Over the two days, Christopher will be presenting cookery demonstrations and promoting his latest book, Coasts & Waters: The British Seafood Cookbook. We caught up with Christopher ahead of the event to chat about all things food and his passion for following the seasons to find the best ingredients for his dishes.
“Angus, the home of Glamis Castle, is a bit of a hidden gem when it comes to quality ingredients,” says Christopher. “The potatoes are particularly good here, the Ogilvie Vodka is exceptional and the fruit grown here is very, very good.”
“In France you can source specific ingredients from specific regions. I always think Scotland is the same. For example, the best asparagus in Scotland is from Glamis, but it’s out of season just now.
“Having worked in England, I realised how easy it is to take the food up here for granted. I’ve always been struck that people are not aware of the food on their doorstep. The quality of produce in Scotland in second to none.

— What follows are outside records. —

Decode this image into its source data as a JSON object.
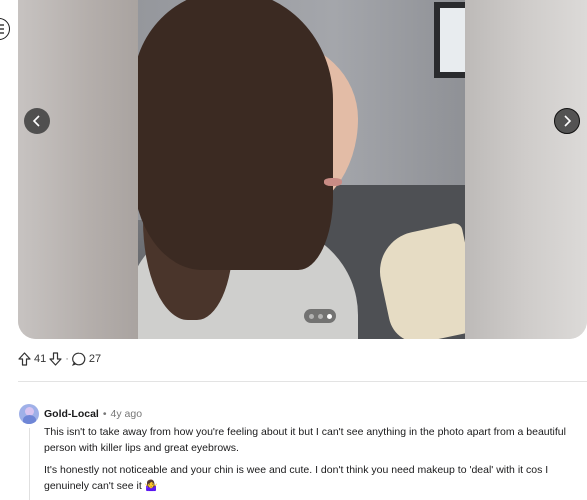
{
  "post": {
    "upvote_count": "41",
    "comment_count": "27",
    "carousel_total": 3,
    "carousel_active": 3
  },
  "comment": {
    "author": "Gold-Local",
    "separator": "•",
    "age": "4y ago",
    "paragraphs": [
      "This isn't to take away from how you're feeling about it but I can't see anything in the photo apart from a beautiful person with killer lips and great eyebrows.",
      "It's honestly not noticeable and your chin is wee and cute. I don't think you need makeup to 'deal' with it cos I genuinely can't see it 🤷‍♀️"
    ]
  },
  "actions_separator": "·",
  "colors": {
    "accent_avatar": "#9fb0e8",
    "nav_button": "#3c3c3c",
    "text_primary": "#1a1a1b",
    "text_muted": "#777777"
  },
  "icons": {
    "menu": "menu-icon",
    "prev": "chevron-left-icon",
    "next": "chevron-right-icon",
    "upvote": "upvote-icon",
    "downvote": "downvote-icon",
    "comments": "comment-bubble-icon"
  }
}
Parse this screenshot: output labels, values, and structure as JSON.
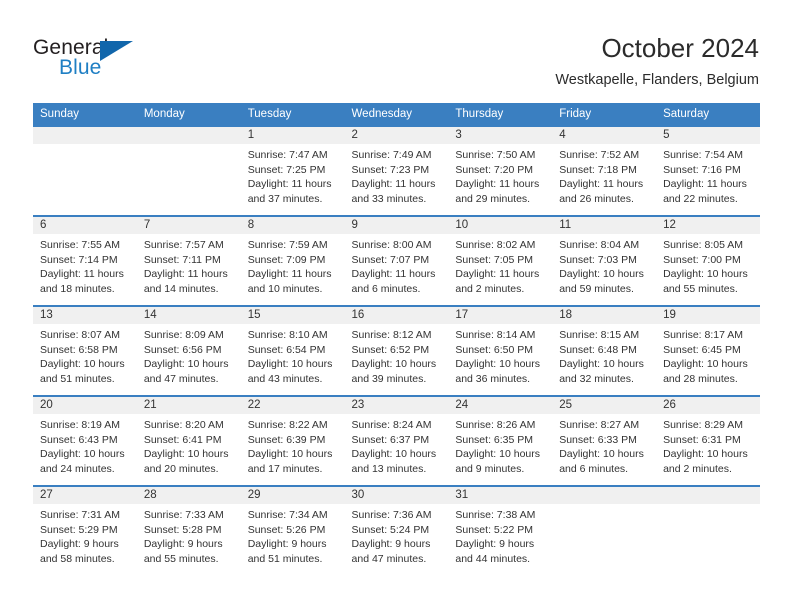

With days to go until the Autumn Festival kicks off, Christopher isn’t committing firmly to the dishes he’ll create during his cookery demonstrations. “I have an idea of which recipes I might demonstrate from my new recipe book, although I like to react to what ingredients I can find on the stalls at the event. There’s always inspiration found when looking around and speaking to the local producers. I’m sure fish will be incorporated and possibly Ogilvie Vodka for a sauce.”
Having attended hundreds of events over the years and met many cooking enthusiasts, the questions Christopher is asked, more often than not, remain the same. “People often say to me “I’d like to cook this recipe, but can’t get the ingredients.” My advice is always to look around first before you decide what you’re going to cook. Consider what’s seasonal and available and follow a recipe on what tastes best and is available at this time of year. I love how cooking changes with the seasons. For example, you might cook some fish with seasonal broad beans and asparagus in the summer. Then, in the winter, cook a heavier sauce or make a fish pie.
“If you can, go to your local farmers’ markets, farm shops, butchers and fish mongers. Shop local and you’ll be amazed by the quality of the ingredients and the flavours you’ll bring out in your cooking. It just makes my day if I can help people think differently about the way they cook and consider what’s being produced locally. By supporting local producers, we are all promoting sustainability.”